We talked for a little time about the War and its effects on various people, and at length he went on:"But there's just one more point that I must mention—and perhaps in some ways the oddest of all. It came out during my enquiries at the mission. They all did their best for me there, as you can guess, but they couldn't recollect much, especially as they'd been so busy with a fever epidemic at the time. One of the questions I put was about the manner Conway had reached the hospital first of all—whether he had presented himself alone, or had been found ill and been taken there by some one else. They couldn't exactly remember—after all, it was a long while back—but suddenly, when I was on the point of giving up the cross-examination, one of the nuns remarked quite casually, 'I think the doctor said he was brought here by a woman. 'That was all she could tell me, and as the doctor himself had left the mission, there was no confirmation to be had on the spot.

"But having got so far, I wasn't in any mood to give up. It appeared that the doctor had gone to a bigger hospital in Shanghai, so I took the trouble to get his address and call on him there. It was just after the Jap air-raiding, and things were pretty grim. I'd met the man before during my first visit to Chung-Kiang, and he was very polite, though terribly overworked—yes, terribly's the word, for, believe me, the air-raids on London by the Germans were just nothing to what the Japs did to the native parts of Shanghai. Oh, yes, he said instantly, he remembered the case of the Englishman who had lost his memory. Was it true he had been brought to the mission hospital by a woman? I asked. Oh, yes, certainly, by a woman, a Chinese woman. Did he remember anything about her? Nothing, he answered, except that she had been ill of the fever herself, and had died almost immediately. …Just then there was an interruption—a batch of wounded were carried in and packed on stretchers in the corridors—the wards were all full—and I didn't care to go on taking up the man's time, especially as the thudding of the guns at Woosung was a reminder that he would still have plenty to do.

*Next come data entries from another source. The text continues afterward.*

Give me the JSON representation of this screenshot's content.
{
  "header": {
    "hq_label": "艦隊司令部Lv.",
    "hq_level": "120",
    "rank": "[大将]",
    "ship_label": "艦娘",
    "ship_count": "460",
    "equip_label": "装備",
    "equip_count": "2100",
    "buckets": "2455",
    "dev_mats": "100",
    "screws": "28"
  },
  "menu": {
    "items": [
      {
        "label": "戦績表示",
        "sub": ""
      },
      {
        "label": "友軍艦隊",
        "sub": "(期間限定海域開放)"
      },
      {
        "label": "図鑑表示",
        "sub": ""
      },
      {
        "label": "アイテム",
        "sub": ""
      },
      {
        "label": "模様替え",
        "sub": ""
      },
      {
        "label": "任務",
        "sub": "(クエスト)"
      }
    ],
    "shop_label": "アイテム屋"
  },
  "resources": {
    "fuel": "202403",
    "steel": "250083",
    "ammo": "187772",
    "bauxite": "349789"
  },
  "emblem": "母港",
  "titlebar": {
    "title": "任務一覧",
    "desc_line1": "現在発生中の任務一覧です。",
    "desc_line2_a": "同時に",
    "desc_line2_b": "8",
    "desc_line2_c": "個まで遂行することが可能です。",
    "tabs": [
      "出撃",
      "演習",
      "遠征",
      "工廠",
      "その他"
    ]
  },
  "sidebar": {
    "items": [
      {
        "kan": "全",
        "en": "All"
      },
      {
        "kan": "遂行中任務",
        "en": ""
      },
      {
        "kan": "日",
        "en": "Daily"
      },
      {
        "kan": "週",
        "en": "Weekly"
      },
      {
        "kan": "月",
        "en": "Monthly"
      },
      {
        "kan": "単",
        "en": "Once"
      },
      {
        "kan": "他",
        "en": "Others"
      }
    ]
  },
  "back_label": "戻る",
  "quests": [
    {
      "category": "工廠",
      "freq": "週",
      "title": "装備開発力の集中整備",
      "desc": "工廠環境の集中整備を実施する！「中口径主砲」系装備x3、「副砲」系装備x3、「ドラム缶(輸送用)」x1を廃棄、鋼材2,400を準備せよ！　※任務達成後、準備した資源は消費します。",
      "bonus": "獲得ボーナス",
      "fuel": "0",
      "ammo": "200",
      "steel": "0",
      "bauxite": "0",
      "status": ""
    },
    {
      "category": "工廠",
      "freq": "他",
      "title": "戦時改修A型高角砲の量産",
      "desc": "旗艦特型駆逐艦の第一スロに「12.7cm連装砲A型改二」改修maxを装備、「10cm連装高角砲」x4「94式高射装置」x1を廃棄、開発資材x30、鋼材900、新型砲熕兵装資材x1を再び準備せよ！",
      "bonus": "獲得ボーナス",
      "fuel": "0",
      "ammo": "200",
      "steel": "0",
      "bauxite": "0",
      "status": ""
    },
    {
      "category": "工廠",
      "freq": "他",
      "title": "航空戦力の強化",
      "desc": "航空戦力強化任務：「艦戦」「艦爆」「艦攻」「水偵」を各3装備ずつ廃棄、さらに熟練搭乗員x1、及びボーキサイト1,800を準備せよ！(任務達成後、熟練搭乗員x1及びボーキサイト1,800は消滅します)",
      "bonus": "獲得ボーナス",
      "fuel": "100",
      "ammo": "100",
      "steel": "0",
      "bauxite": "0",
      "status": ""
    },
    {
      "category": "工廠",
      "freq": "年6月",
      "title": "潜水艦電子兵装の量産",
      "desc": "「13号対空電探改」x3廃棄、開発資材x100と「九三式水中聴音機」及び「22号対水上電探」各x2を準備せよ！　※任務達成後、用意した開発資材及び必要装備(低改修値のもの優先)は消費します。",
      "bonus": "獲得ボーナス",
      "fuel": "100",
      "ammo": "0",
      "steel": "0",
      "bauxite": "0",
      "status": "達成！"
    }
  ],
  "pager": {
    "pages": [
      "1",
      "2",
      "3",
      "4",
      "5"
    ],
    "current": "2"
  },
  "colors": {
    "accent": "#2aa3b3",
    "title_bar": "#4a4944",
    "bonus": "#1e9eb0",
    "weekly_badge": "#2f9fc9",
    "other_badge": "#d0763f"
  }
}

When he came back to me, looking quite cheerful even amidst such ghastliness, I just asked him one final question, and I dare say you can guess what it was. 'About that Chinese woman, 'I said. 'Was she young? '"

Rutherford flicked his cigar as if the narration had excited him quite as much as he hoped it had me. Continuing, he said:"The little fellow looked at me solemnly for a moment, and then answered in that funny clipped English that the educated Chinese have—'Oh, no, she was most old—most old of anyone I have ever seen. '"

We sat for a long time in silence, and then talked again of Conway as I remembered him, boyish and gifted and full of charm, and of the War that had altered him, and of so many mysteries of time and age and of the mind, and of the little Manchu who had been "most old" and of the strange ultimate dream of Blue Moon.

"Do you think he will ever find it?" I asked.